= Gabriel Kney =

Canadian pipe organ builder (1929–2024)

Gabriel Kney (21 November 1929 – 8 November 2024) was a Canadian builder of pipe organs based in London, Ontario.

==Life and career==
Kney was born in Speyer, Germany. At the age of 15, he apprenticed to Paul Sattel of Speyer to become an organ builder, and concurrently studied organ and composition with Erhard Quack and Ludwig Doerr at the Bishop’s Institute for Church Music in Speyer.

In 1951, he moved to Canada to work as a voicer with the Keates Organ Co.

In 1955 he formed with John Bright the Kney and Bright Organ Co to build tracker organs. Blanton (1957) described their first instrument as "a handsome little organ with mechanical action, slider chests, 1-3/4" pressure". They were at the vanguard of the tracker organ revival in Canada, so much so that they were then to build 30 electro-pneumatic organs before customers caught on and started ordering instruments with mechanical action. In the early 1960s, they rebuilt the organs of Aeolian Hall in London and St Michael's Cathedral in Toronto.

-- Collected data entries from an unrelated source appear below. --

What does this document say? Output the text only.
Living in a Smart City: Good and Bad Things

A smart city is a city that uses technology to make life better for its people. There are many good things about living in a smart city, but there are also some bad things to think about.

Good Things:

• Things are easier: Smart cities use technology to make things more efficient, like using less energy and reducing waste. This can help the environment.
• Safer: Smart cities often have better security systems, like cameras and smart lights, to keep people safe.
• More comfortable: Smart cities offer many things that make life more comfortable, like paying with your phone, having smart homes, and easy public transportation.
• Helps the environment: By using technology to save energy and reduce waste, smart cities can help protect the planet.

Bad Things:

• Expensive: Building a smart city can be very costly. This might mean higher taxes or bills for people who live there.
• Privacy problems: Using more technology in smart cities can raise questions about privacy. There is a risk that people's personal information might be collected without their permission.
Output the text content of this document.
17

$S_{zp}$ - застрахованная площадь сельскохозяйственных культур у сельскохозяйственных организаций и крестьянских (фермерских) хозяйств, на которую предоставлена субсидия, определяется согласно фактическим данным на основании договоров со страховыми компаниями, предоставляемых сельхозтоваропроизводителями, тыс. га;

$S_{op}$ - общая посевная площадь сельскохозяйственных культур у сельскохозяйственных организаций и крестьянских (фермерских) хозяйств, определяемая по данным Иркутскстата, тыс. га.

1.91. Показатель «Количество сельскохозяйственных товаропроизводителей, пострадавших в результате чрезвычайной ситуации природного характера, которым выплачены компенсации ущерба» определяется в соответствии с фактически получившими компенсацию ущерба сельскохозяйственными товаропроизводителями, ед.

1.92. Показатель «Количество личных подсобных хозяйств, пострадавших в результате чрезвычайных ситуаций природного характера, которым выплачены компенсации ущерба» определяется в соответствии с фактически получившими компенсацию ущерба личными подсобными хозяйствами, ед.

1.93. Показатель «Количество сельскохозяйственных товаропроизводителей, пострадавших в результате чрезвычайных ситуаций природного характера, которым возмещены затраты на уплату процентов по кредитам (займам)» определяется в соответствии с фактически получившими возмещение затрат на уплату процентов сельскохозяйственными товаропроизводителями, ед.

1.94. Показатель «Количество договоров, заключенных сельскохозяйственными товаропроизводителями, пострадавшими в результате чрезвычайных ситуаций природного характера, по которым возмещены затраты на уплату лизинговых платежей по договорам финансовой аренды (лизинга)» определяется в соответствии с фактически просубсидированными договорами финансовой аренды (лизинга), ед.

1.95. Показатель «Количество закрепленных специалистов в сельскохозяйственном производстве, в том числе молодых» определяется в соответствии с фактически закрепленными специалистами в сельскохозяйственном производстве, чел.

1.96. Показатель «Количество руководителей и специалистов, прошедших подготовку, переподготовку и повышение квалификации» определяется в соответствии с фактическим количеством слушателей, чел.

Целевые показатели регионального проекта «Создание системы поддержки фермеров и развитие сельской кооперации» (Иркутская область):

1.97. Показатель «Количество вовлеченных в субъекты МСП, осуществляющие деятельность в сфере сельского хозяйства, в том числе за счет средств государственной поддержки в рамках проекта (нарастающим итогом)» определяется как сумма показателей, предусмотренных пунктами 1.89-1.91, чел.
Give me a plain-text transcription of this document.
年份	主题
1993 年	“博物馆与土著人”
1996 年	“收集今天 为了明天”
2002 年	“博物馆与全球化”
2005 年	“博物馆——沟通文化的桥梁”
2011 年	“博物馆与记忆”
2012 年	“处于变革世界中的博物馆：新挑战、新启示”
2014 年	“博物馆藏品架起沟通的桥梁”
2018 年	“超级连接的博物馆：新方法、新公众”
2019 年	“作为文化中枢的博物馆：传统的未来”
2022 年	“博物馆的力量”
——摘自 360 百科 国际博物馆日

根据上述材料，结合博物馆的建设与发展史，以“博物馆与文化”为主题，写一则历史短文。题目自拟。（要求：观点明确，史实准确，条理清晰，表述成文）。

In 1967, Kney formed Gabriel Kney Pipe Organ Builders, Ltd., and by 1990 he and his seven employees had built more than 130 organs for customers across the United States and Canada. Some of the best examples of this company's designs are the organs of Roy Thomson Hall in Toronto, Ontario, Grace and Holy Trinity Cathedral in Kansas City, Christ Church Parish in Pensacola, Florida, and the University of St. Thomas in St. Paul, Minnesota.

Kney died on 8 November 2024, at the age of 94.